It's like a...
...different country here is Southern California. I want to move here...all I need is a source of independent wealth, idependent of my work product, that is. I'm thinking maybe finding a way to corner the market on some essential product out here is the way to an easy California life. Maybe twine for weed whackers or some coupe de commerce that gives me a stranglehold on the world's supply of flip flops....
The lady next door has a lemon tree in her back yard with lemons on it the size of...well...big lemons I guess. (Another opprtunity for hyperbolic excess is lost...alas, I am the victim and you are the beneficiary of a totally unexpected attack of restraint.)
Had a nice Viet Namese lunch of pho noodle soup...some of the best tripe and tendon I have ever slurped down.
If you look around, you get the impression that they spend all their time washing their cars...haven't seen a dirty car yet and as for the pick up trucks, apparently no one out here is interested in "Cruisin' in memory of fill in the blank" anybody.

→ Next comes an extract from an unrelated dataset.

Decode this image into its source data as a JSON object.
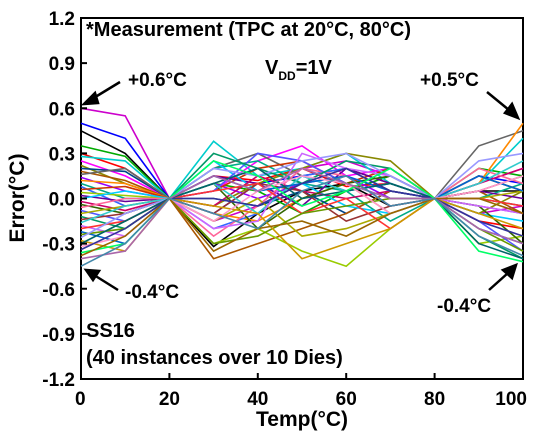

Met someone last night who once lived in someplace called "Rancho Cucamunga". How can anyone say that with a straight face? Or Pismo Beach either for that matter.
It's really intimidating for a reformed redneck from Virginia...
Just so you know, Pismo Beach is full of rednecks who also happen to wear flip-flops and drive trucks. On the beach. Seriously.
Posted by: ellie | 28 May 2006 at 06:08 PM
Well,you should add "pho noodle soup" to that list of what you can't say with a straight face, because if it sounds like it looks, ain't no way in heaven or hell you would get me to say it, let alone order it...I eat no one's poo, even if it is noodle poo.